At the Baldwin Hansberry Project, we believe in the importance of supporting and training what we call “shoreline people.” In her gorgeous poem “A Litany of Survival,” the late black lesbian warrior poet Audre Lorde once spoke of what she referred to as people living “at the shoreline, standing upon the constant edges of decision.” Lorde writes:
For those of us who live at the shoreline
standing upon the constant edges of decision
crucial and alone
for those of us who cannot indulge
the passing dreams of choice
who love in doorways coming and going
in the hours between dawns
looking inward and outward
at once before and after
seeking a now that can breed
futures
like bread in our children’s mouths
so their dreams will not reflect
the death of ours;
For those of us
who were imprinted with fear
like a faint line in the center of our foreheads
learning to be afraid with our mother’s milk
for by this weapon
this illusion of some safety to be found
the heavy-footed hoped to silence us
For all of us
this instant and this triumph
We were never meant to survive.
And when the sun rises we are afraid
it might not remain
when the sun sets we are afraid
it might not rise in the morning
when our stomachs are full we are afraid
of indigestion
when our stomachs are empty we are afraid
we may never eat again
when we are loved we are afraid
love will vanish
when we are alone we are afraid
love will never return
and when we speak we are afraid
our words will not be heard
nor welcomed
but when we are silent
we are still afraid
So it is better to speak
remembering
we were never meant to survive.
For Lorde, the “shoreline” is that place where the sand is subject to erasure.

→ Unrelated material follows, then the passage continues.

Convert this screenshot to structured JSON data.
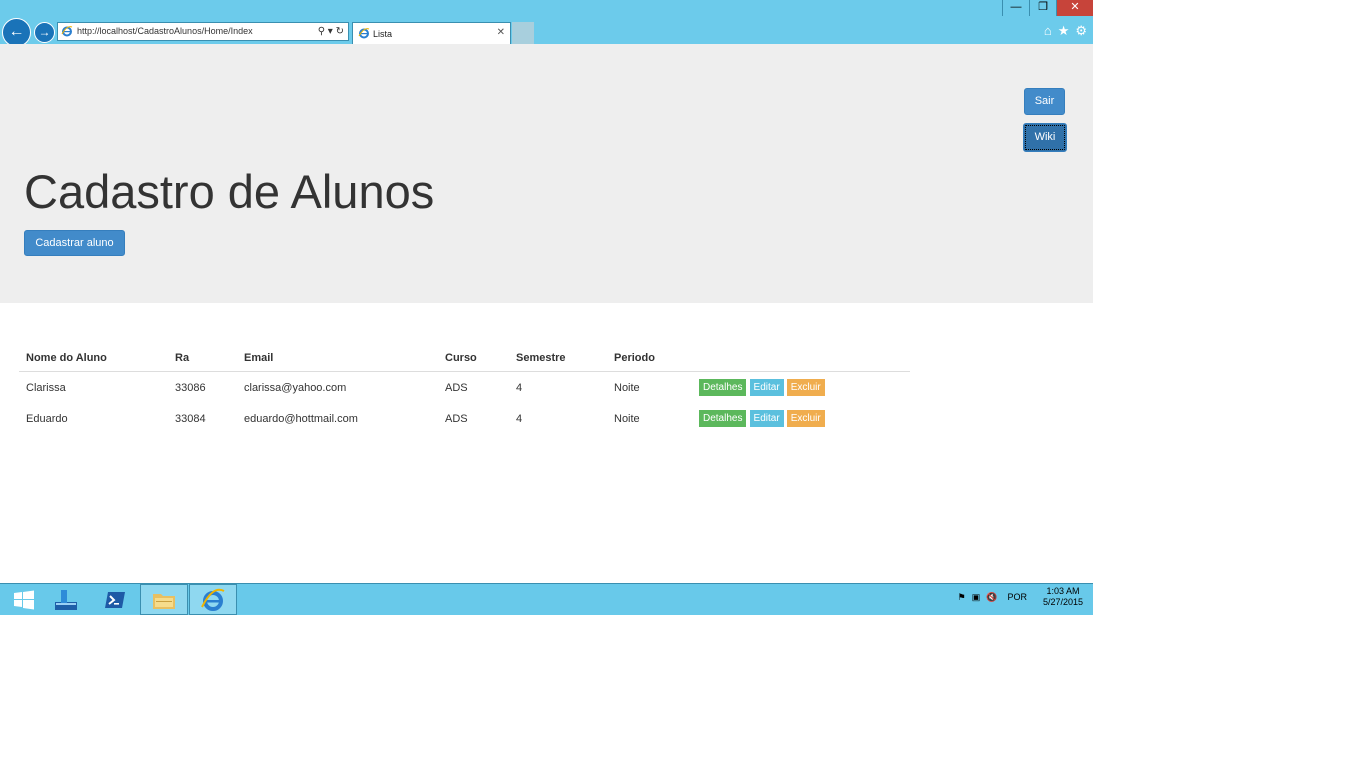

It is that murky place that is full of sediment and residue. To speak of the “shoreline” is to speak of a place that is neither here nor there, but rather permanently lodged in the in-between. At the Baldwin Hansberry Project, we believe in the inherent power of mobilizing the people who have historically found themselves occupying the shorelines of black social justice movements: the people who have been invisibilized and pushed to the margins of the margins.
At the Baldwin Hansberry Project, this is the place is where we linger and this place is where we lead.
Our call to action is this: meet us at the shoreline and sail away into a horizon where perhaps, at last, we can all be free.